On the 10th of March, Governor Andrew Cuomo declared that three children have died, and two additional deaths are being analyzed. The syndrome is currently present in the USA and Europe and can be spotted six weeks after getting in contact with an infection. The symptoms usually include high fever and low blood pressure, as well as abdominal pain. The illness bears a resemblance to toxic shock syndrome and Kawasaki disease, which are responsible for the inflammation of blood vessels.
Fortunately, severe illness is less common for children than for adults that become infected with the deadly coronavirus. A recent study has analyzed the cases in 16 North American pediatric intensive care units. The outcome revealed that only 48 children needed intensive care, being taken care of in 14 hospitals. The age of the patients was between 4 and 16 years old.
In addition to this, 35% of the children developed respiratory problems, and 18 of them underwent ventilation, as reported by JAMA Pediatrics. Moreover, 17 children were considered as critically ill and even experienced respiratory failure or multi-organ failure. On the 10th of April, two of the patients have died, and 15 of them remained under medical supervision.
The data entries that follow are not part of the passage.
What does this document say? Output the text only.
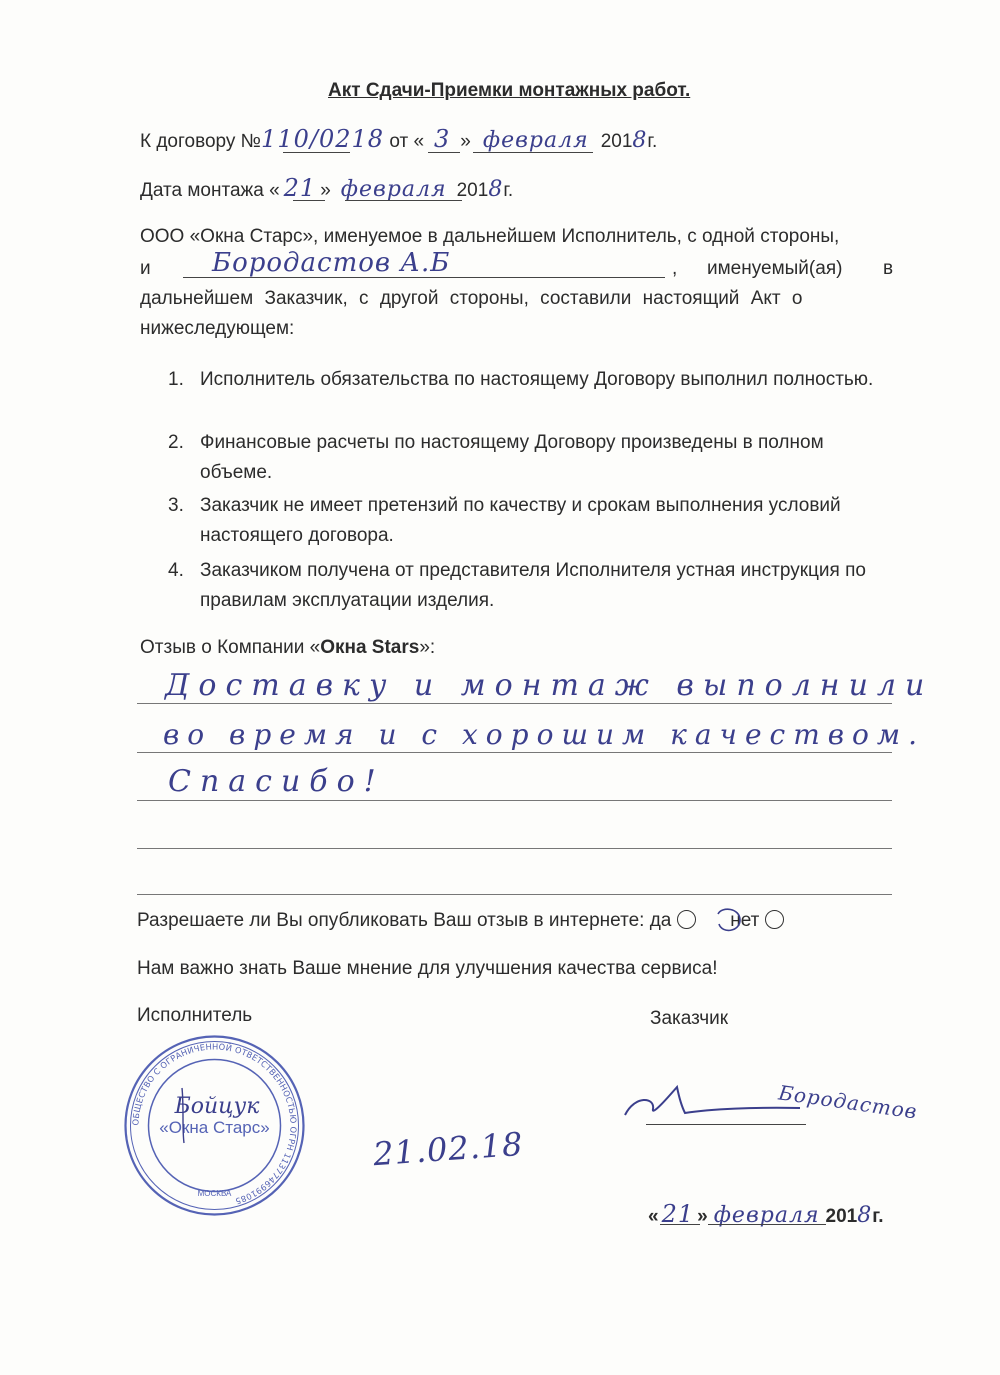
Акт Сдачи-Приемки монтажных работ.
К договору №110/0218 от « 3 » февраля 2018г.
Дата монтажа « 21 » февраля 2018г.
ООО «Окна Старс», именуемое в дальнейшем Исполнитель, с одной стороны,
и Бородастов А.Б	, именуемый(ая) в
дальнейшем Заказчик, с другой стороны, составили настоящий Акт о
нижеследующем:
1. Исполнитель обязательства по настоящему Договору выполнил полностью.
2. Финансовые расчеты по настоящему Договору произведены в полном объеме.
3. Заказчик не имеет претензий по качеству и срокам выполнения условий настоящего договора.
4. Заказчиком получена от представителя Исполнителя устная инструкция по правилам эксплуатации изделия.
Отзыв о Компании «Окна Stars»:
Доставку и монтаж выполнили
во время и с хорошим качеством.
Спасибо!
Разрешаете ли Вы опубликовать Ваш отзыв в интернете: да	нет
Нам важно знать Ваше мнение для улучшения качества сервиса!
Исполнитель	Заказчик
ОБЩЕСТВО С ОГРАНИЧЕННОЙ ОТВЕТСТВЕННОСТЬЮ ОГРН 1137746991085
«Окна Старс»
МОСКВА
Бойцук
21.02.18
Бородастов
« 21 » февраля 2018г.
Consequently, the mortality rate in this age gap was 5%, compared to the almost 62% mortality rate for adults. Jeffrey Burns is a pediatric critical care specialist at Boston Children’s Hospital. He has recently declared that the deadly virus produces less critical effects on children than it does on adults. The U.S Centers for Disease Control and Prevention has reported that the oldest age groups are the majority as far as the hospitalization rate is concerned.